There are two types of death taxes that you should be concerned about: the federal estate tax and state estate tax. As of 2023, the Federal government taxes 40% of amounts over $12,920,000 of an estate. Transfers during life or at death receive a stepped-up basis. A stepped-up basis means that a transferred asset will be valued at its current value at the time of the decedent’s death for tax purposes. In addition, spouses may utilize portability between spouses. Meaning a surviving spouse is able to receive any unused amounts of the $12,920,000 excluded from federal taxes of the deceased spouse’s estate.
DC Estate Tax. In D.C. the amount excluded from estate tax is $4,528,800. DC does not have portability available for spouses or a qualified termination interest property (QTIP) election, which would allow for a spouse to transfer an asset to the surviving spouse for their lifetime without incurring estate tax on the deceased spouse’s estate. For 2023, estate tax is required to be filed with D.C. for estates valued at over $4,528,800.
MD Estate and Inheritance Taxes. For decedents dying on or after January 1, 2019, the Maryland estate tax threshold is $5,000,000, and will not be indexed for inflation, but includes portability. In Maryland, A return is required for every estate whose federal gross estate, plus adjusted taxable gifts, plus property for which a Maryland QTIP (Qualified Terminal Interest Property) election was previously made on a Maryland estate tax return filed for the estate of the decedent's predeceased spouse, equals or exceeds $5,000,000 and the decedent at the date of death was a Maryland resident or a nonresident who owned real or tangible personal property having a taxable situs in Maryland.
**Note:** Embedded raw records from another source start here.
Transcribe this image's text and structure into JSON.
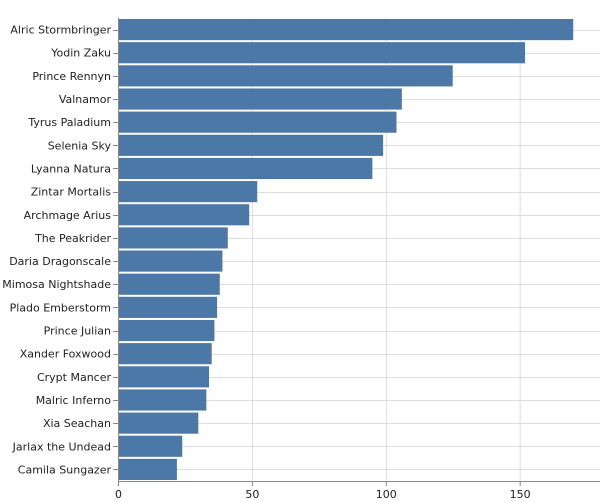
{
  "chart_data": {
    "type": "bar",
    "orientation": "horizontal",
    "bar_color": "#4c78a8",
    "categories": [
      "Alric Stormbringer",
      "Yodin Zaku",
      "Prince Rennyn",
      "Valnamor",
      "Tyrus Paladium",
      "Selenia Sky",
      "Lyanna Natura",
      "Zintar Mortalis",
      "Archmage Arius",
      "The Peakrider",
      "Daria Dragonscale",
      "Mimosa Nightshade",
      "Plado Emberstorm",
      "Prince Julian",
      "Xander Foxwood",
      "Crypt Mancer",
      "Malric Inferno",
      "Xia Seachan",
      "Jarlax the Undead",
      "Camila Sungazer"
    ],
    "values": [
      170,
      152,
      125,
      106,
      104,
      99,
      95,
      52,
      49,
      41,
      39,
      38,
      37,
      36,
      35,
      34,
      33,
      30,
      24,
      22
    ],
    "xlim": [
      0,
      180
    ],
    "xticks": [
      0,
      50,
      100,
      150
    ],
    "xtick_labels": [
      "0",
      "50",
      "100",
      "150"
    ],
    "grid": true,
    "title": "",
    "xlabel": "",
    "ylabel": ""
  }
}
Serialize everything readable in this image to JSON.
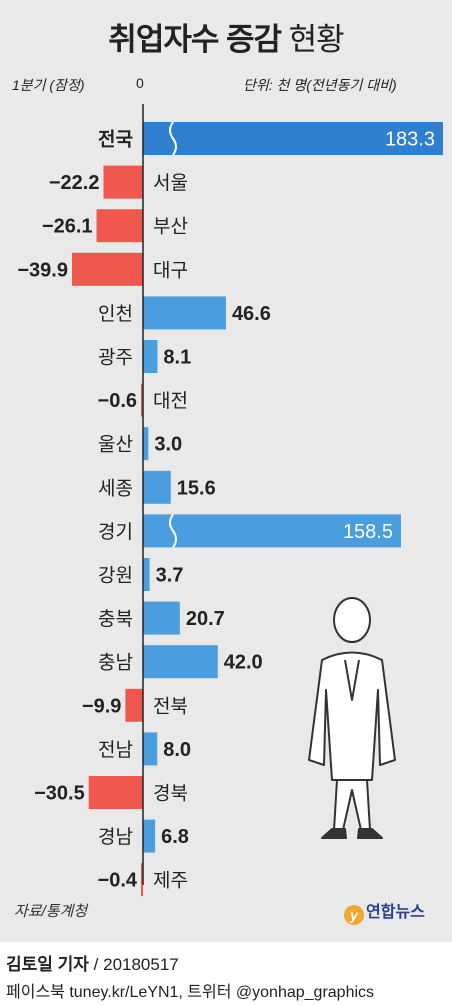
{
  "title": {
    "bold": "취업자수 증감",
    "light": "현황"
  },
  "period_label": "1분기 (잠정)",
  "zero_label": "0",
  "unit_label": "단위: 천 명(전년동기 대비)",
  "source": "자료/통계청",
  "logo_text": "연합뉴스",
  "byline": {
    "author": "김토일 기자",
    "date": "/ 20180517"
  },
  "social": "페이스북 tuney.kr/LeYN1, 트위터 @yonhap_graphics",
  "colors": {
    "positive": "#4a9ee0",
    "negative": "#f0574f",
    "total": "#2f7fd0",
    "background": "#e9e9e9"
  },
  "chart_data": {
    "type": "bar",
    "orientation": "horizontal",
    "categories": [
      "전국",
      "서울",
      "부산",
      "대구",
      "인천",
      "광주",
      "대전",
      "울산",
      "세종",
      "경기",
      "강원",
      "충북",
      "충남",
      "전북",
      "전남",
      "경북",
      "경남",
      "제주"
    ],
    "values": [
      183.3,
      -22.2,
      -26.1,
      -39.9,
      46.6,
      8.1,
      -0.6,
      3.0,
      15.6,
      158.5,
      3.7,
      20.7,
      42.0,
      -9.9,
      8.0,
      -30.5,
      6.8,
      -0.4
    ],
    "value_labels": [
      "183.3",
      "−22.2",
      "−26.1",
      "−39.9",
      "46.6",
      "8.1",
      "−0.6",
      "3.0",
      "15.6",
      "158.5",
      "3.7",
      "20.7",
      "42.0",
      "−9.9",
      "8.0",
      "−30.5",
      "6.8",
      "−0.4"
    ],
    "broken_axis": [
      "전국",
      "경기"
    ],
    "xlabel": "1분기 (잠정)",
    "unit": "단위: 천 명(전년동기 대비)"
  }
}
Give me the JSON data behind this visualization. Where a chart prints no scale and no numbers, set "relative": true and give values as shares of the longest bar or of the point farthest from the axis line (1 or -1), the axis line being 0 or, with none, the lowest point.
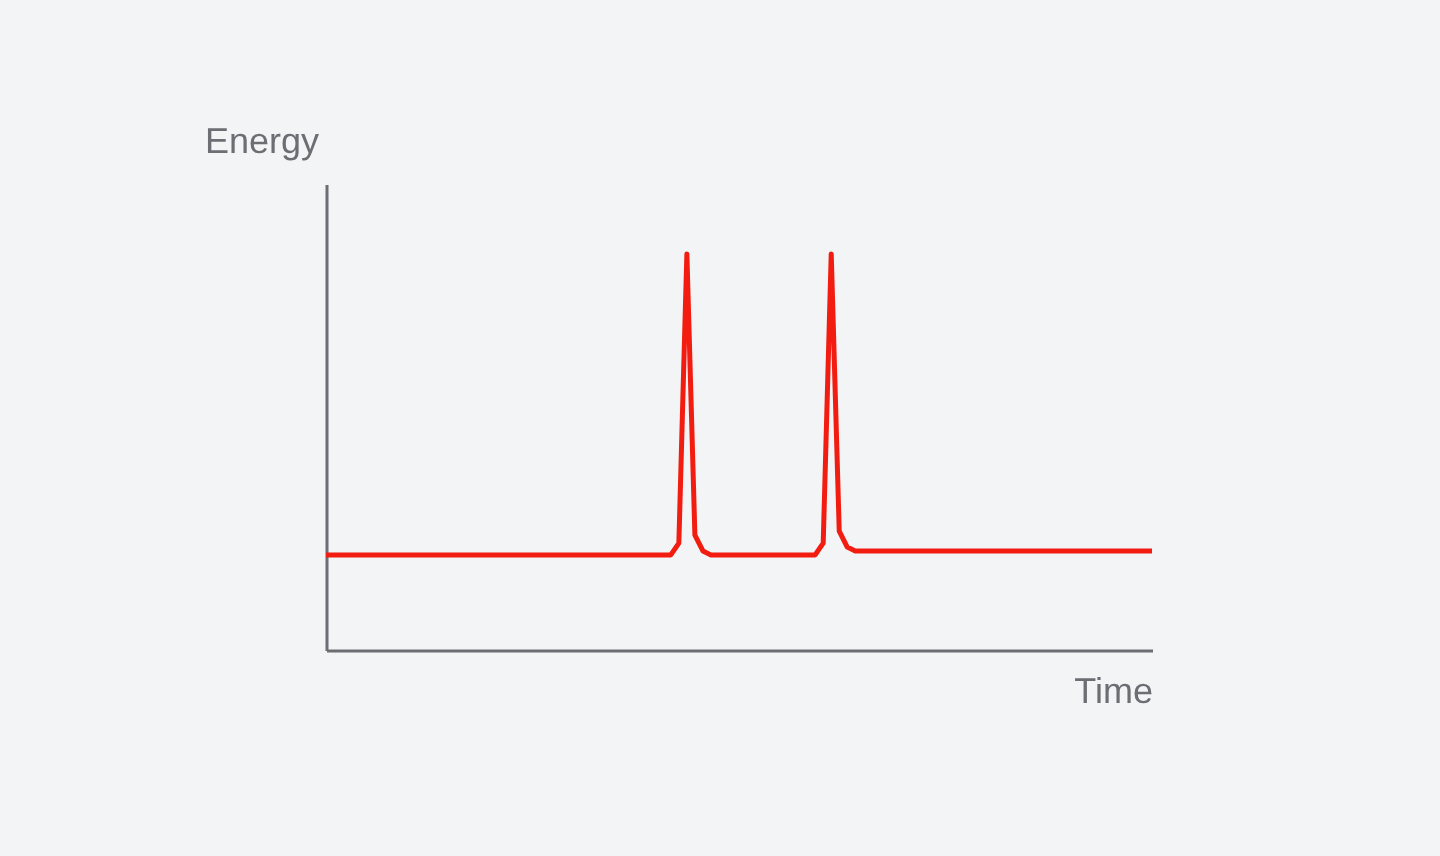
{
  "chart_data": {
    "type": "line",
    "relative": true,
    "xlabel": "Time",
    "ylabel": "Energy",
    "grid": false,
    "legend": false,
    "marker": "none",
    "line_style": "solid",
    "categories": [
      null,
      null,
      null,
      null,
      null,
      null,
      null,
      null,
      null,
      null,
      null,
      null,
      null,
      null,
      null,
      null,
      null,
      null,
      null,
      null,
      null,
      null,
      null,
      null,
      null,
      null,
      null,
      null,
      null,
      null,
      null,
      null,
      null,
      null,
      null,
      null,
      null,
      null,
      null,
      null,
      null,
      null,
      null,
      null,
      null,
      null,
      null,
      null,
      null,
      null,
      null,
      null,
      null,
      null,
      null,
      null,
      null,
      null,
      null,
      null,
      null,
      null,
      null,
      null,
      null,
      null,
      null,
      null,
      null,
      null,
      null,
      null,
      null,
      null,
      null,
      null,
      null,
      null,
      null,
      null,
      null,
      null,
      null,
      null,
      null,
      null,
      null,
      null,
      null,
      null,
      null,
      null,
      null,
      null,
      null,
      null,
      null,
      null,
      null,
      null,
      null,
      null,
      null,
      null
    ],
    "series": [
      {
        "color": "#f21d10",
        "values": [
          0.24,
          0.24,
          0.24,
          0.24,
          0.24,
          0.24,
          0.24,
          0.24,
          0.24,
          0.24,
          0.24,
          0.24,
          0.24,
          0.24,
          0.24,
          0.24,
          0.24,
          0.24,
          0.24,
          0.24,
          0.24,
          0.24,
          0.24,
          0.24,
          0.24,
          0.24,
          0.24,
          0.24,
          0.24,
          0.24,
          0.24,
          0.24,
          0.24,
          0.24,
          0.24,
          0.24,
          0.24,
          0.24,
          0.24,
          0.24,
          0.24,
          0.24,
          0.24,
          0.24,
          0.27,
          1,
          0.29,
          0.25,
          0.24,
          0.24,
          0.24,
          0.24,
          0.24,
          0.24,
          0.24,
          0.24,
          0.24,
          0.24,
          0.24,
          0.24,
          0.24,
          0.24,
          0.27,
          1,
          0.3,
          0.26,
          0.25,
          0.25,
          0.25,
          0.25,
          0.25,
          0.25,
          0.25,
          0.25,
          0.25,
          0.25,
          0.25,
          0.25,
          0.25,
          0.25,
          0.25,
          0.25,
          0.25,
          0.25,
          0.25,
          0.25,
          0.25,
          0.25,
          0.25,
          0.25,
          0.25,
          0.25,
          0.25,
          0.25,
          0.25,
          0.25,
          0.25,
          0.25,
          0.25,
          0.25,
          0.25,
          0.25,
          0.25,
          0.25
        ]
      }
    ]
  }
}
The top estate tax bracket is 16% of the amount that the estate value exceeds $5,000,000.
Maryland is the only state that imposes an inheritance tax on property that passes under a Will, intestate laws, under a trust, deed, joint ownership, retirement accounts or otherwise. Life insurance proceeds are exempt from inheritance tax unless payable to the estate.
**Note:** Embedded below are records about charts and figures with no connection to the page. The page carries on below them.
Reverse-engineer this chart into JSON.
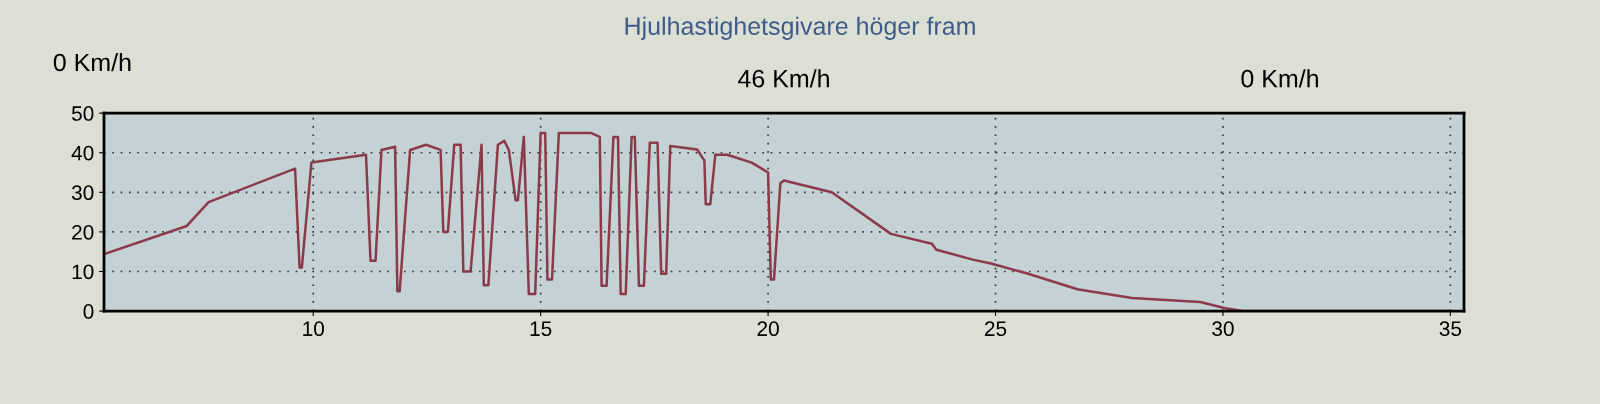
{
  "chart_data": {
    "type": "line",
    "title": "Hjulhastighetsgivare höger fram",
    "annotations": [
      "0 Km/h",
      "46 Km/h",
      "0 Km/h"
    ],
    "x": [
      5.43,
      7.22,
      7.7,
      9.6,
      9.7,
      9.75,
      9.96,
      11.16,
      11.26,
      11.37,
      11.5,
      11.8,
      11.85,
      11.9,
      12.13,
      12.48,
      12.8,
      12.86,
      12.96,
      13.1,
      13.24,
      13.3,
      13.46,
      13.7,
      13.75,
      13.85,
      14.06,
      14.2,
      14.3,
      14.45,
      14.5,
      14.63,
      14.74,
      14.88,
      15.0,
      15.1,
      15.15,
      15.25,
      15.4,
      16.1,
      16.3,
      16.34,
      16.45,
      16.6,
      16.7,
      16.76,
      16.87,
      17.0,
      17.07,
      17.16,
      17.27,
      17.4,
      17.57,
      17.65,
      17.76,
      17.85,
      18.44,
      18.6,
      18.63,
      18.73,
      18.84,
      19.1,
      19.64,
      20.0,
      20.06,
      20.13,
      20.27,
      20.35,
      21.4,
      22.7,
      23.6,
      23.7,
      24.5,
      24.9,
      25.7,
      26.8,
      28.0,
      29.5,
      30.05,
      30.45,
      35.0
    ],
    "series": [
      {
        "color": "#8b3a4a",
        "values": [
          14.5,
          21.5,
          27.5,
          36,
          11,
          11,
          37.5,
          39.5,
          12.7,
          12.7,
          40.7,
          41.5,
          5,
          5,
          40.7,
          42,
          40.7,
          20,
          20,
          42,
          42,
          10,
          10,
          42,
          6.5,
          6.5,
          42,
          43,
          40.7,
          28,
          28,
          44,
          4.3,
          4.3,
          45,
          45,
          8,
          8,
          45,
          45,
          44,
          6.4,
          6.4,
          44,
          44,
          4.3,
          4.3,
          44,
          44,
          6.4,
          6.4,
          42.5,
          42.5,
          9.4,
          9.4,
          41.7,
          40.8,
          38,
          27,
          27,
          39.5,
          39.5,
          37.5,
          35,
          8,
          8,
          32.3,
          33,
          30,
          19.5,
          17,
          15.5,
          13,
          12,
          9.5,
          5.5,
          3.3,
          2.3,
          0.7,
          0,
          0
        ]
      }
    ],
    "xlim": [
      5.4,
      35.3
    ],
    "ylim": [
      0,
      50
    ],
    "xticks": [
      10,
      15,
      20,
      25,
      30,
      35
    ],
    "yticks": [
      0,
      10,
      20,
      30,
      40,
      50
    ],
    "grid": true,
    "legend": false,
    "marker": "none",
    "line_style": "solid"
  }
}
Q: What is my taxable estate?
Your taxable estate comprises of the total value of your assets including your home, other real estate, business interests, your share of joint accounts, retirement accounts, and life insurance policies minus liabilities and deductions such as funeral expenses paid out of the estate, debts owed by you at the time of death, bequests to charities and value of the assets passed on to your U.S. citizen spouse. The taxes imposed on the taxable portion of the estate are then paid out of the estate itself before distribution to your beneficiaries.
Q: Who pays taxes on gifts? Do my children have to pay taxes on gifts I give them?
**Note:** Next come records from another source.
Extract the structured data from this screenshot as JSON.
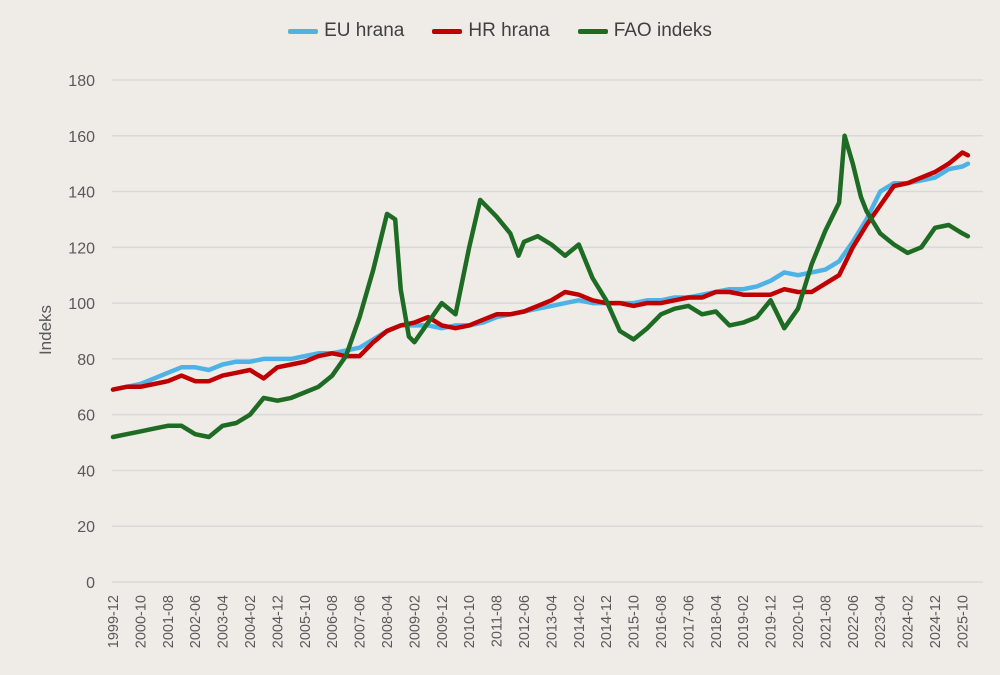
{
  "chart_data": {
    "type": "line",
    "title": "",
    "xlabel": "",
    "ylabel": "Indeks",
    "ylim": [
      0,
      180
    ],
    "yticks": [
      0,
      20,
      40,
      60,
      80,
      100,
      120,
      140,
      160,
      180
    ],
    "xlim": [
      "1999-12",
      "2025-12"
    ],
    "xticks": [
      "1999-12",
      "2000-10",
      "2001-08",
      "2002-06",
      "2003-04",
      "2004-02",
      "2004-12",
      "2005-10",
      "2006-08",
      "2007-06",
      "2008-04",
      "2009-02",
      "2009-12",
      "2010-10",
      "2011-08",
      "2012-06",
      "2013-04",
      "2014-02",
      "2014-12",
      "2015-10",
      "2016-08",
      "2017-06",
      "2018-04",
      "2019-02",
      "2019-12",
      "2020-10",
      "2021-08",
      "2022-06",
      "2023-04",
      "2024-02",
      "2024-12",
      "2025-10"
    ],
    "grid": true,
    "legend_position": "top",
    "series": [
      {
        "name": "EU hrana",
        "color": "#4db3e6",
        "points": [
          [
            "1999-12",
            69
          ],
          [
            "2000-05",
            70
          ],
          [
            "2000-10",
            71
          ],
          [
            "2001-03",
            73
          ],
          [
            "2001-08",
            75
          ],
          [
            "2002-01",
            77
          ],
          [
            "2002-06",
            77
          ],
          [
            "2002-11",
            76
          ],
          [
            "2003-04",
            78
          ],
          [
            "2003-09",
            79
          ],
          [
            "2004-02",
            79
          ],
          [
            "2004-07",
            80
          ],
          [
            "2004-12",
            80
          ],
          [
            "2005-05",
            80
          ],
          [
            "2005-10",
            81
          ],
          [
            "2006-03",
            82
          ],
          [
            "2006-08",
            82
          ],
          [
            "2007-01",
            83
          ],
          [
            "2007-06",
            84
          ],
          [
            "2007-11",
            87
          ],
          [
            "2008-04",
            90
          ],
          [
            "2008-09",
            92
          ],
          [
            "2009-02",
            92
          ],
          [
            "2009-07",
            92
          ],
          [
            "2009-12",
            91
          ],
          [
            "2010-05",
            92
          ],
          [
            "2010-10",
            92
          ],
          [
            "2011-03",
            93
          ],
          [
            "2011-08",
            95
          ],
          [
            "2012-01",
            96
          ],
          [
            "2012-06",
            97
          ],
          [
            "2012-11",
            98
          ],
          [
            "2013-04",
            99
          ],
          [
            "2013-09",
            100
          ],
          [
            "2014-02",
            101
          ],
          [
            "2014-07",
            100
          ],
          [
            "2014-12",
            100
          ],
          [
            "2015-05",
            100
          ],
          [
            "2015-10",
            100
          ],
          [
            "2016-03",
            101
          ],
          [
            "2016-08",
            101
          ],
          [
            "2017-01",
            102
          ],
          [
            "2017-06",
            102
          ],
          [
            "2017-11",
            103
          ],
          [
            "2018-04",
            104
          ],
          [
            "2018-09",
            105
          ],
          [
            "2019-02",
            105
          ],
          [
            "2019-07",
            106
          ],
          [
            "2019-12",
            108
          ],
          [
            "2020-05",
            111
          ],
          [
            "2020-10",
            110
          ],
          [
            "2021-03",
            111
          ],
          [
            "2021-08",
            112
          ],
          [
            "2022-01",
            115
          ],
          [
            "2022-06",
            122
          ],
          [
            "2022-11",
            130
          ],
          [
            "2023-04",
            140
          ],
          [
            "2023-09",
            143
          ],
          [
            "2024-02",
            143
          ],
          [
            "2024-07",
            144
          ],
          [
            "2024-12",
            145
          ],
          [
            "2025-05",
            148
          ],
          [
            "2025-10",
            149
          ],
          [
            "2025-12",
            150
          ]
        ]
      },
      {
        "name": "HR hrana",
        "color": "#c00000",
        "points": [
          [
            "1999-12",
            69
          ],
          [
            "2000-05",
            70
          ],
          [
            "2000-10",
            70
          ],
          [
            "2001-03",
            71
          ],
          [
            "2001-08",
            72
          ],
          [
            "2002-01",
            74
          ],
          [
            "2002-06",
            72
          ],
          [
            "2002-11",
            72
          ],
          [
            "2003-04",
            74
          ],
          [
            "2003-09",
            75
          ],
          [
            "2004-02",
            76
          ],
          [
            "2004-07",
            73
          ],
          [
            "2004-12",
            77
          ],
          [
            "2005-05",
            78
          ],
          [
            "2005-10",
            79
          ],
          [
            "2006-03",
            81
          ],
          [
            "2006-08",
            82
          ],
          [
            "2007-01",
            81
          ],
          [
            "2007-06",
            81
          ],
          [
            "2007-11",
            86
          ],
          [
            "2008-04",
            90
          ],
          [
            "2008-09",
            92
          ],
          [
            "2009-02",
            93
          ],
          [
            "2009-07",
            95
          ],
          [
            "2009-12",
            92
          ],
          [
            "2010-05",
            91
          ],
          [
            "2010-10",
            92
          ],
          [
            "2011-03",
            94
          ],
          [
            "2011-08",
            96
          ],
          [
            "2012-01",
            96
          ],
          [
            "2012-06",
            97
          ],
          [
            "2012-11",
            99
          ],
          [
            "2013-04",
            101
          ],
          [
            "2013-09",
            104
          ],
          [
            "2014-02",
            103
          ],
          [
            "2014-07",
            101
          ],
          [
            "2014-12",
            100
          ],
          [
            "2015-05",
            100
          ],
          [
            "2015-10",
            99
          ],
          [
            "2016-03",
            100
          ],
          [
            "2016-08",
            100
          ],
          [
            "2017-01",
            101
          ],
          [
            "2017-06",
            102
          ],
          [
            "2017-11",
            102
          ],
          [
            "2018-04",
            104
          ],
          [
            "2018-09",
            104
          ],
          [
            "2019-02",
            103
          ],
          [
            "2019-07",
            103
          ],
          [
            "2019-12",
            103
          ],
          [
            "2020-05",
            105
          ],
          [
            "2020-10",
            104
          ],
          [
            "2021-03",
            104
          ],
          [
            "2021-08",
            107
          ],
          [
            "2022-01",
            110
          ],
          [
            "2022-06",
            120
          ],
          [
            "2022-11",
            128
          ],
          [
            "2023-04",
            135
          ],
          [
            "2023-09",
            142
          ],
          [
            "2024-02",
            143
          ],
          [
            "2024-07",
            145
          ],
          [
            "2024-12",
            147
          ],
          [
            "2025-05",
            150
          ],
          [
            "2025-10",
            154
          ],
          [
            "2025-12",
            153
          ]
        ]
      },
      {
        "name": "FAO indeks",
        "color": "#1e6b24",
        "points": [
          [
            "1999-12",
            52
          ],
          [
            "2000-05",
            53
          ],
          [
            "2000-10",
            54
          ],
          [
            "2001-03",
            55
          ],
          [
            "2001-08",
            56
          ],
          [
            "2002-01",
            56
          ],
          [
            "2002-06",
            53
          ],
          [
            "2002-11",
            52
          ],
          [
            "2003-04",
            56
          ],
          [
            "2003-09",
            57
          ],
          [
            "2004-02",
            60
          ],
          [
            "2004-07",
            66
          ],
          [
            "2004-12",
            65
          ],
          [
            "2005-05",
            66
          ],
          [
            "2005-10",
            68
          ],
          [
            "2006-03",
            70
          ],
          [
            "2006-08",
            74
          ],
          [
            "2007-01",
            81
          ],
          [
            "2007-06",
            95
          ],
          [
            "2007-11",
            112
          ],
          [
            "2008-04",
            132
          ],
          [
            "2008-07",
            130
          ],
          [
            "2008-09",
            105
          ],
          [
            "2008-12",
            88
          ],
          [
            "2009-02",
            86
          ],
          [
            "2009-07",
            93
          ],
          [
            "2009-12",
            100
          ],
          [
            "2010-05",
            96
          ],
          [
            "2010-10",
            120
          ],
          [
            "2011-02",
            137
          ],
          [
            "2011-08",
            131
          ],
          [
            "2012-01",
            125
          ],
          [
            "2012-04",
            117
          ],
          [
            "2012-06",
            122
          ],
          [
            "2012-11",
            124
          ],
          [
            "2013-04",
            121
          ],
          [
            "2013-09",
            117
          ],
          [
            "2014-02",
            121
          ],
          [
            "2014-07",
            109
          ],
          [
            "2014-12",
            101
          ],
          [
            "2015-05",
            90
          ],
          [
            "2015-10",
            87
          ],
          [
            "2016-03",
            91
          ],
          [
            "2016-08",
            96
          ],
          [
            "2017-01",
            98
          ],
          [
            "2017-06",
            99
          ],
          [
            "2017-11",
            96
          ],
          [
            "2018-04",
            97
          ],
          [
            "2018-09",
            92
          ],
          [
            "2019-02",
            93
          ],
          [
            "2019-07",
            95
          ],
          [
            "2019-12",
            101
          ],
          [
            "2020-05",
            91
          ],
          [
            "2020-10",
            98
          ],
          [
            "2021-03",
            114
          ],
          [
            "2021-08",
            126
          ],
          [
            "2022-01",
            136
          ],
          [
            "2022-03",
            160
          ],
          [
            "2022-06",
            150
          ],
          [
            "2022-09",
            138
          ],
          [
            "2022-11",
            133
          ],
          [
            "2023-04",
            125
          ],
          [
            "2023-09",
            121
          ],
          [
            "2024-02",
            118
          ],
          [
            "2024-07",
            120
          ],
          [
            "2024-12",
            127
          ],
          [
            "2025-05",
            128
          ],
          [
            "2025-10",
            125
          ],
          [
            "2025-12",
            124
          ]
        ]
      }
    ]
  }
}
Under Federal gift tax law, there is an annual exclusion amount per spouse of $17,000. By utilizing gift-splitting, a married couple is allowed to double the amount they can give to third parties without incurring gift tax liability. So, for example, if Father makes a lump sum $32,000 gift to Son, the couple can elect to split the gift, and the entire gift will be free of gift tax due to the $16,000 annual exclusion which is doubled to $32,000 for the couple.
Q: How can I minimize estate taxes?
Strategies to minimize estate taxes include gifting assets during your lifetime, setting up trusts, taking advantage of marital deductions, and charitable donations. Consulting with an estate planning attorney or financial advisor is crucial.